For technical and professional education, Kaiparamba is home to the Vidya Academy of Science and Technology, an engineering college offering undergraduate and postgraduate programmes in engineering and technology.

Students also access higher education institutions in nearby Thrissur, a major academic hub in Kerala. Prominent institutions include the Kerala Agricultural University, St. Thomas College, Thrissur, and Sree Kerala Varma College, which offer programmes across science, arts, commerce, and research disciplines.

The high literacy rate in the region reflects Kerala’s emphasis on universal education, supported by widespread access to schooling and higher education opportunities.

== Healthcare ==
Healthcare services in Kaiparamba are delivered through a combination of local primary care facilities and access to major hospitals in nearby urban centres. Basic healthcare needs are met through government primary health centres and private clinics serving the village and surrounding areas.

For secondary and tertiary medical care, residents primarily depend on healthcare institutions in Thrissur, which serves as a major healthcare hub in central Kerala. Key public institutions include the Government Medical College, Thrissur, which provides specialised treatment, emergency care, and referral services for the district.

The region is supported by Kerala’s extensive public healthcare system, which includes a network of primary health centres, community health centres, and district hospitals.

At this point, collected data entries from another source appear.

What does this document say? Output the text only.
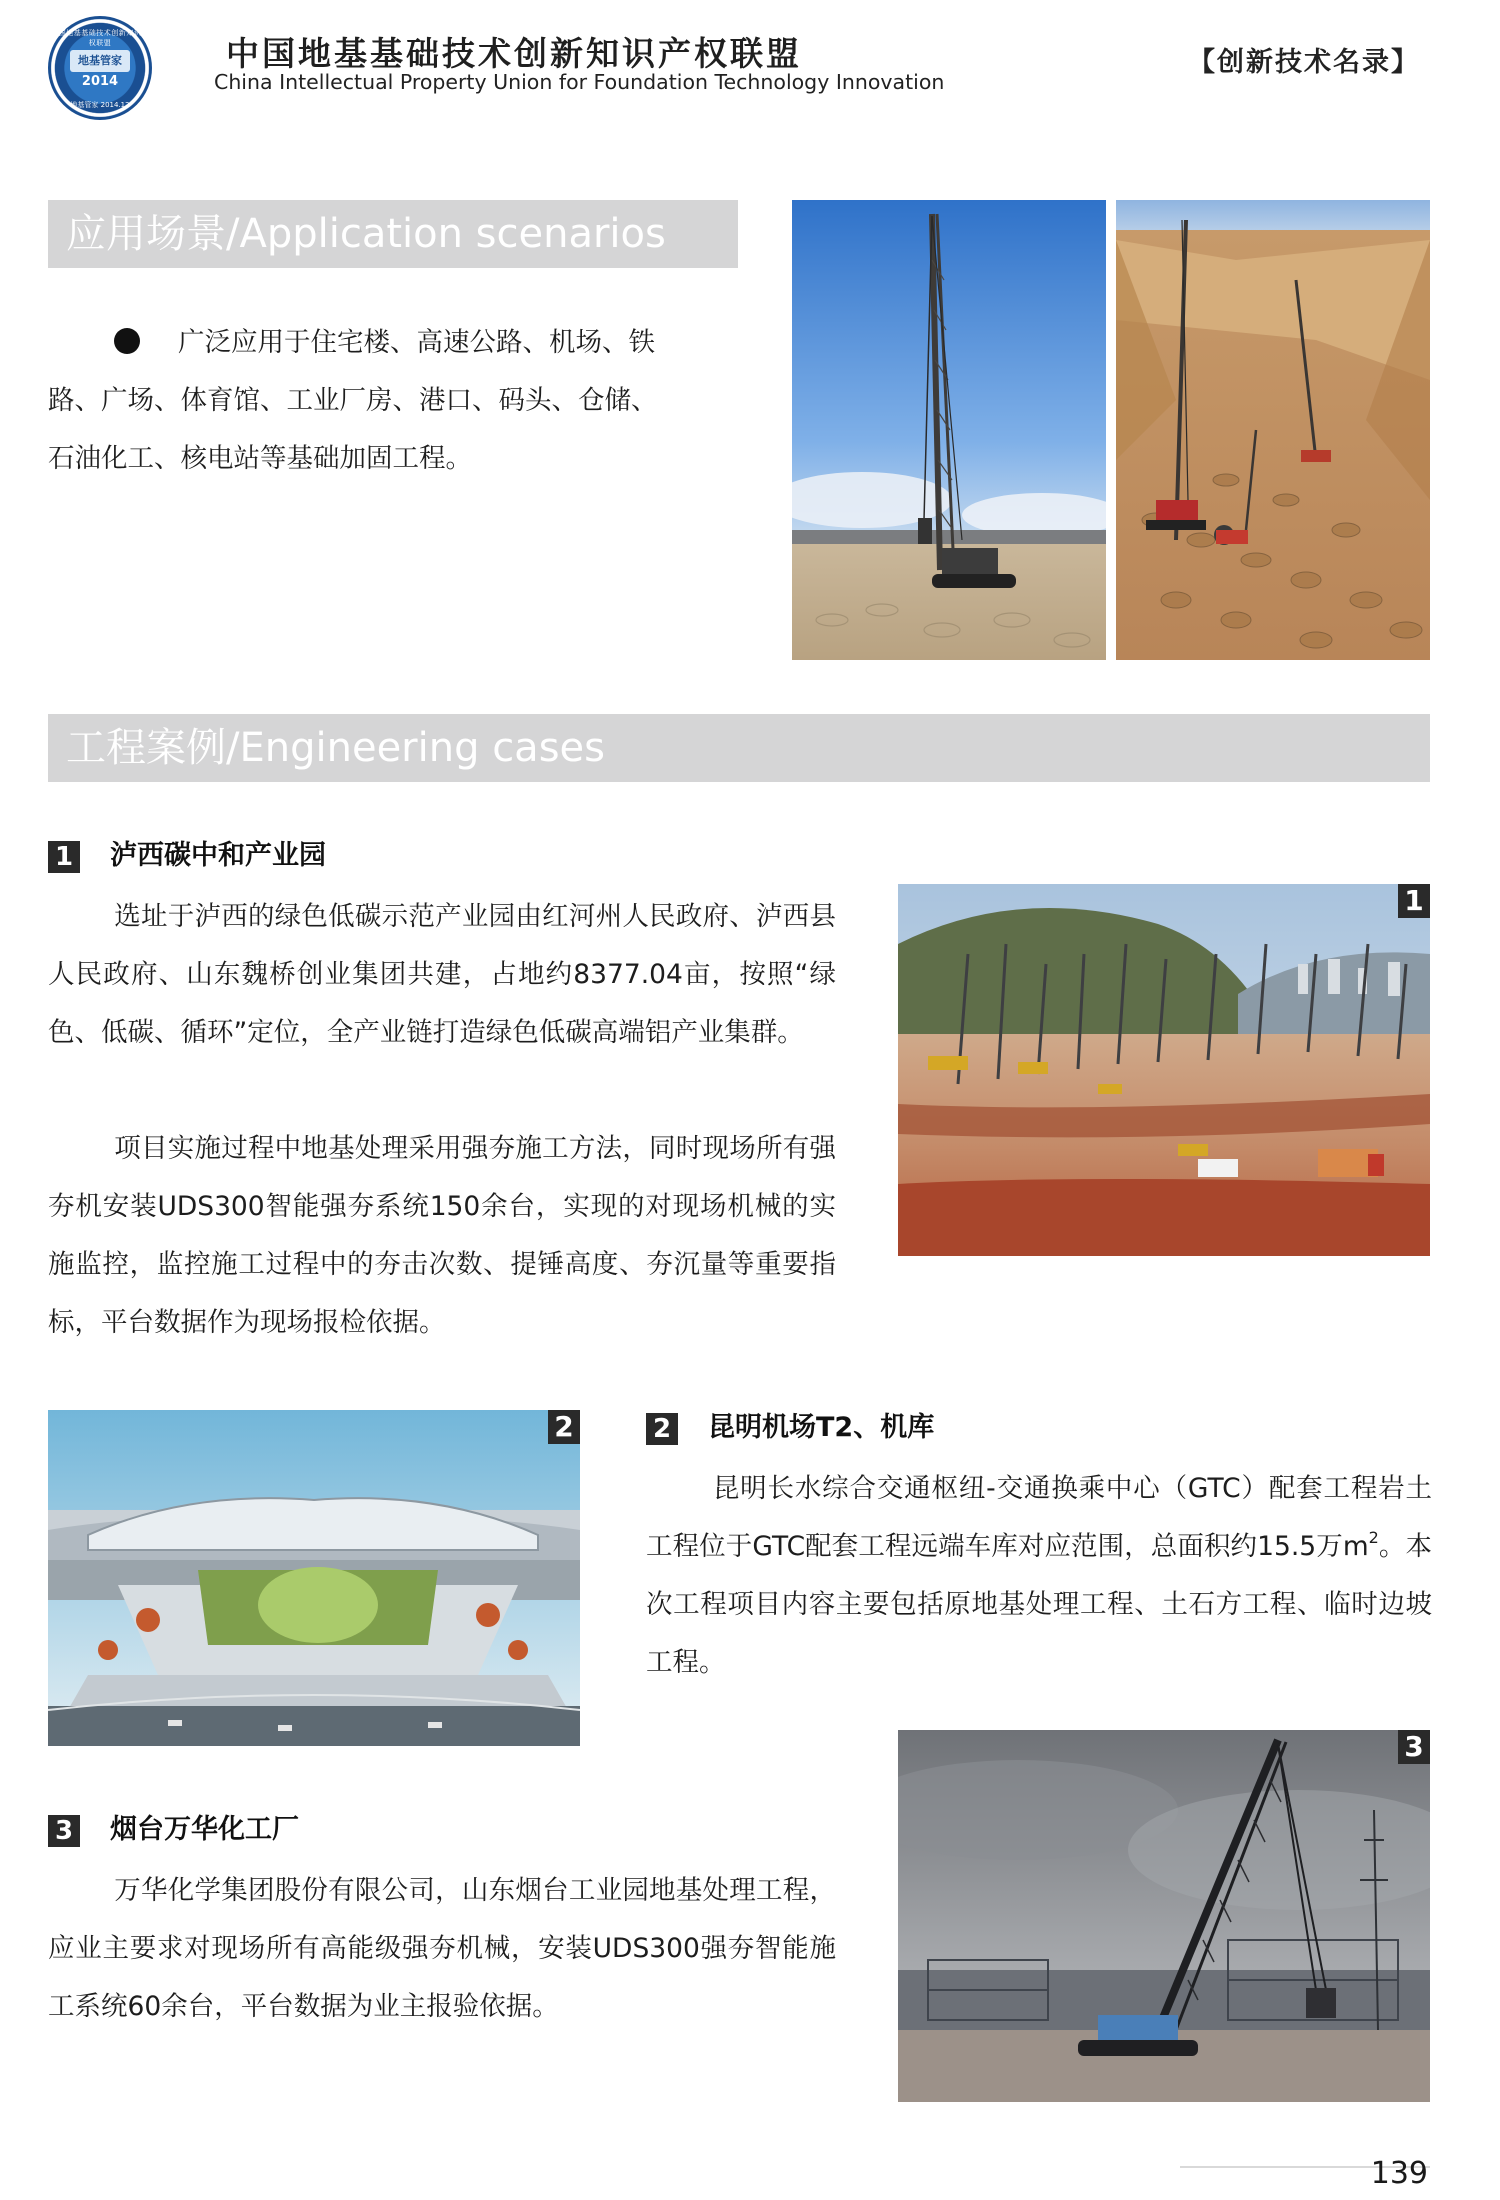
全国地基基础技术创新知识产权联盟
地基管家
2014
地基管家 2014.12
中国地基基础技术创新知识产权联盟
China Intellectual Property Union for Foundation Technology Innovation
【创新技术名录】
应用场景/Application scenarios
广泛应用于住宅楼、高速公路、机场、铁
路、广场、体育馆、工业厂房、港口、码头、仓储、
石油化工、核电站等基础加固工程。
工程案例/Engineering cases
1 泸西碳中和产业园
选址于泸西的绿色低碳示范产业园由红河州人民政府、泸西县人民政府、山东魏桥创业集团共建，占地约8377.04亩，按照“绿色、低碳、循环”定位，全产业链打造绿色低碳高端铝产业集群。
项目实施过程中地基处理采用强夯施工方法，同时现场所有强夯机安装UDS300智能强夯系统150余台，实现的对现场机械的实施监控，监控施工过程中的夯击次数、提锤高度、夯沉量等重要指标，平台数据作为现场报检依据。
1
2	2 昆明机场T2、机库
昆明长水综合交通枢纽-交通换乘中心（GTC）配套工程岩土工程位于GTC配套工程远端车库对应范围，总面积约15.5万$m^2$。本次工程项目内容主要包括原地基处理工程、土石方工程、临时边坡工程。
3 烟台万华化工厂
万华化学集团股份有限公司，山东烟台工业园地基处理工程，应业主要求对现场所有高能级强夯机械，安装UDS300强夯智能施工系统60余台，平台数据为业主报验依据。
3
139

State-run initiatives such as Arogya Keralam focus on preventive healthcare, maternal and child health services, and disease control programmes.

In addition to public healthcare facilities, private hospitals and speciality centres in Thrissur provide advanced diagnostic and treatment services, complementing the government healthcare infrastructure.

The healthcare access available to residents reflects the broader strengths of Kerala’s health system, including high accessibility, strong public health initiatives, and a well-integrated referral network between primary and tertiary care.

== Culture ==
The cultural life of Kaiparamba reflects traditional Kerala practices, including temple festivals and community events.

Nearby major cultural and religious centres include Guruvayur Temple and Paramekkavu Bhagavathy Temple, while festivals such as Thrissur Pooram are widely celebrated in the region.

== Infrastructure and transport ==
Kaiparamba is well connected by road to major towns such as Thrissur, Kunnamkulam, and Guruvayur. Public transport services operate regularly in the area.

The nearest railway station is Thrissur railway station, and the nearest airport is Cochin International Airport, located approximately 50 km away.

== Politics ==
Kaiparamba falls under the Thrissur Lok Sabha constituency and the Manalur Assembly constituency. The region participates actively in Kerala’s electoral politics, with representation from major political alliances including the Left Democratic Front (LDF) and the United Democratic Front (UDF).